The organization has more than 30,000 regular contributors, and it was one of the top 10 agencies to which Foundation donors gave in 2025. One of the Foundation’s designated funds has provided more than $9 million to the agency since 1994. 

From short-term response to long-term vision of systems change

The Foundation has a history of responsive grantmaking for immediate food and shelter needs. For many years, it has provided support for overnight warming shelters, which serve about 250 individuals on an average night in the winter. 

But the Foundation also remains steadfast in its commitment to create more equitable systems. The Greater Milwaukee Food Pantry Coalition is a more recent development that aims to do just that. In 2024, Foundation staffer Breen started having conversations with individual food pantries and held a summit. In 2025, she began convening pantries quarterly to discuss issues and challenges. 

“Food pantries are very often the front lines for addressing issues people are facing in their lives,” said Bolog of The People’s Table. “The goal is just to bring food pantries together, leverage our collective resource pool, and from there make long-term, lasting impact in the Milwaukee area.”
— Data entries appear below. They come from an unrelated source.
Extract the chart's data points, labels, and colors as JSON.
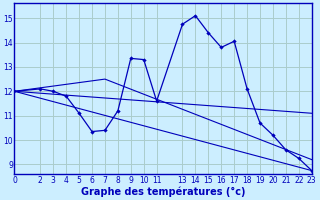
{
  "xlabel": "Graphe des températures (°c)",
  "bg_color": "#cceeff",
  "grid_color": "#aacccc",
  "line_color": "#0000bb",
  "spine_color": "#0000bb",
  "x_ticks": [
    0,
    2,
    3,
    4,
    5,
    6,
    7,
    8,
    9,
    10,
    11,
    13,
    14,
    15,
    16,
    17,
    18,
    19,
    20,
    21,
    22,
    23
  ],
  "series": [
    {
      "x": [
        0,
        2,
        3,
        4,
        5,
        6,
        7,
        8,
        9,
        10,
        11,
        13,
        14,
        15,
        16,
        17,
        18,
        19,
        20,
        21,
        22,
        23
      ],
      "y": [
        12.0,
        12.1,
        12.0,
        11.8,
        11.1,
        10.35,
        10.4,
        11.2,
        13.35,
        13.3,
        11.6,
        14.75,
        15.1,
        14.4,
        13.8,
        14.05,
        12.1,
        10.7,
        10.2,
        9.6,
        9.25,
        8.75
      ],
      "marker": true
    },
    {
      "x": [
        0,
        23
      ],
      "y": [
        12.0,
        8.75
      ],
      "marker": false
    },
    {
      "x": [
        0,
        23
      ],
      "y": [
        12.0,
        11.1
      ],
      "marker": false
    },
    {
      "x": [
        0,
        7,
        23
      ],
      "y": [
        12.0,
        12.5,
        9.2
      ],
      "marker": false
    }
  ],
  "ylim": [
    8.6,
    15.6
  ],
  "xlim": [
    0,
    23
  ],
  "yticks": [
    9,
    10,
    11,
    12,
    13,
    14,
    15
  ],
  "tick_fontsize": 5.5,
  "xlabel_fontsize": 7
}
The Foundation also believes that an informed community is a stronger community and that knowledge and awareness create change. Toward that end, in 2025, it made a $150,000 grant to fuel the continued growth of the Milwaukee Neighborhood News Service’s basic needs reporting, which began during COVID to address urgent food and housing needs in Milwaukee’s Black and Brown communities, as well as the news service’s multimedia storytelling capabilities. Under development is a Foundation-commissioned study that will focus on food access in Milwaukee. Foundation leadership hopes it will generate insights and identify potential opportunities for coordinated investment to help create a more equitable food system in the region.

“Funders are never able to plug all the holes, but if we can have targeted investments, hopefully we can ease the situation,” Breen said. “We are trying to listen and respond and build things that can create a better future — a Milwaukee for all.”